Stattdessen die schnöde Mitteilung, dass ab sofort für mehr als 2.000 Läden keine Miete mehr gezahlt wird. Wie unklug dies kommuniziert wurde, zeigt sich bereits an den Relativierungen, die Adidas nun hinterher schiebt. In Deutschland seien nur 26 Läden betroffen. Die vier privaten Vermieter würden weiterhin ihr Geld bekommen. Die anderen Vermieter seien professionelle Immobiliengesellschafter oder Versicherungen, die für die Maßnahme von Adidas viel Verständnis gezeigt haben.

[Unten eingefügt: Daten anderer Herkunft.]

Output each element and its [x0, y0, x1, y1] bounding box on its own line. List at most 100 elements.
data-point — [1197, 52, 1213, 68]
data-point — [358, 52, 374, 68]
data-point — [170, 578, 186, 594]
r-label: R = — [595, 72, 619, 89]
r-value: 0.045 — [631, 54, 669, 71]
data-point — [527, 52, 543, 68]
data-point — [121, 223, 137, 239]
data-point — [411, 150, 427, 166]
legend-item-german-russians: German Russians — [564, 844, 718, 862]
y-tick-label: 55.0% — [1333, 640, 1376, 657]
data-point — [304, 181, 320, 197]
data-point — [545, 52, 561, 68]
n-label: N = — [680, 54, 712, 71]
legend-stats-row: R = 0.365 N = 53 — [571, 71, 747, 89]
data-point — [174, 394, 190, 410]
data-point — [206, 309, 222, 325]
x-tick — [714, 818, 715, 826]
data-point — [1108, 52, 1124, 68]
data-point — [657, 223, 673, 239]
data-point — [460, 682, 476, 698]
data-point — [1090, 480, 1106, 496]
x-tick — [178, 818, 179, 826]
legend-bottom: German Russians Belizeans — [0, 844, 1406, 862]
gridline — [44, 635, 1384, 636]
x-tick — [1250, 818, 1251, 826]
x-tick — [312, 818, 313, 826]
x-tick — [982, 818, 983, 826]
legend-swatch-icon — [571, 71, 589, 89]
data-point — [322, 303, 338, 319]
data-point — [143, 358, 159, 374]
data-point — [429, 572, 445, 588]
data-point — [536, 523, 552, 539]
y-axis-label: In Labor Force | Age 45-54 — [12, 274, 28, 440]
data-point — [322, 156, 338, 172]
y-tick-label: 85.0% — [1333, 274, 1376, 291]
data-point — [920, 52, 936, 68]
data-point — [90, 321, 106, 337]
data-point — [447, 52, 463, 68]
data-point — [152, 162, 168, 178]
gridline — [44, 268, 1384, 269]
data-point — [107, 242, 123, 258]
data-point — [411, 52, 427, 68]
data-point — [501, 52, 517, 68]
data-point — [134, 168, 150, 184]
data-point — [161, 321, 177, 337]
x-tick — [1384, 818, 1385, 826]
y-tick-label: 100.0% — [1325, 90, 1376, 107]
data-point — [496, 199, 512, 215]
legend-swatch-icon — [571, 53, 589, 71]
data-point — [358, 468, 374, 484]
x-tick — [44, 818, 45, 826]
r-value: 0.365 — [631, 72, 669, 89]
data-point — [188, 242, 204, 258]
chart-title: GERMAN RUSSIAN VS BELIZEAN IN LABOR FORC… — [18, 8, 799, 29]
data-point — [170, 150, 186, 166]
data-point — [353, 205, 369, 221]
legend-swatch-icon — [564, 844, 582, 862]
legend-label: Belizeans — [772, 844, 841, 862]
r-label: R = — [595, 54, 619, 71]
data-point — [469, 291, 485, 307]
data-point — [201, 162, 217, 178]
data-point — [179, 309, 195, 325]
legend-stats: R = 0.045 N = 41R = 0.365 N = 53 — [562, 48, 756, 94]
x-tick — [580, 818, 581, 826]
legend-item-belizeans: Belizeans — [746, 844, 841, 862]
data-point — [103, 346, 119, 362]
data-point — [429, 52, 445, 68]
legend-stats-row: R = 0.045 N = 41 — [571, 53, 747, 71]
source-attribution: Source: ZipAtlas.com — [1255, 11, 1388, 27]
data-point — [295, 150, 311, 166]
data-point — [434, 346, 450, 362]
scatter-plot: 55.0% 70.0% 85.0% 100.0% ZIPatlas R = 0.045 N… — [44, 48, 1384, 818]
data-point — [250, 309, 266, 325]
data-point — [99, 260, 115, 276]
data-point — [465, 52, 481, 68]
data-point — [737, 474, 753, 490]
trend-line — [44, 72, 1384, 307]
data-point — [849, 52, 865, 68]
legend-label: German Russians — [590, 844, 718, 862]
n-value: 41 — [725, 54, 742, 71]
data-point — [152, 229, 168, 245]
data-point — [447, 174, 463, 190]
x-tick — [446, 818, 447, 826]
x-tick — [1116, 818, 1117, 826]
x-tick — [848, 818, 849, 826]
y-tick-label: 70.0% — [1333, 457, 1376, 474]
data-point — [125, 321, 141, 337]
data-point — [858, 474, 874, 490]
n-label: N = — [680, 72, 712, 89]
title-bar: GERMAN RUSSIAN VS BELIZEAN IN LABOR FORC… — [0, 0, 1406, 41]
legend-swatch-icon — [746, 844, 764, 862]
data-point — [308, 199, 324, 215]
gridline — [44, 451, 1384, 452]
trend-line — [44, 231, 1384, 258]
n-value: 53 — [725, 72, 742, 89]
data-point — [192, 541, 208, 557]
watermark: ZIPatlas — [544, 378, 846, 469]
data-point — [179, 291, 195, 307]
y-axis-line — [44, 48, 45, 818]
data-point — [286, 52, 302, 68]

Wer in der Not ist, bittet um Hilfe. So geht’s!

Es fehlt Adidas aus Sicht der Öffentlichkeit schlicht an Anstand. Wer in der Not ist, bittet um Hilfe. So einfach ist das. Man streicht nicht einfach die Miete, sondern bittet seinen Vermieter um ein Entgegenkommen. Das mag Vorständen mit der Verantwortung für Milliardenumsätze arg weichgespült erscheinen. Das ist egal. Die Öffentlichkeit erwartet diesen Anstand. Punkt.

Klug wäre es also gewesen, im ersten Schritt zu zeigen, wie Adidas einen Beitrag zur Pandemiebekämpfung liefert. Da gibt es bestimmt eine kluge Aktion, die es herauszustellen lohnt. Danach hätte das Adidas-Management aufgezeigt, wie sehr das Unternehmen durch die Corona-Pandemie betroffen ist und dass man deshalb das Gespräch mit Vermietern sucht, um eine gemeinsame (!) Lösung in dieser schwierigen Situation zu finden. Kurze Zeit später hätte sich Adidas dankbar (!) gezeigt, dass mit nahezu allen Vermietern eine gute Lösung gefunden wurde, um den Fortbestand des Unternehmens zu sichern. Im Ergebnis hätte Adidas ebenfalls keine Mieten mehr gezahlt, wäre aber nicht bundesweit verprügelt worden.

Adidas hat den Fehler gemacht, als eines der ersten Großunternehmen demonstrativ unsolidarisch aufzutreten. Damit hat Adidas eine schwierige Rolle in der Corona-Krise auf sich genommen: Wenn von heute an über Unternehmen gesprochen wird, die die Corona-Krise ungebührlich ausnutzen, wird Adidas als erstes genannt. Adidas ist zum Synonym für egoistische Unternehmen geworden. Da helfen jetzt auch keine hintergeschobenen Erklärungen mehr.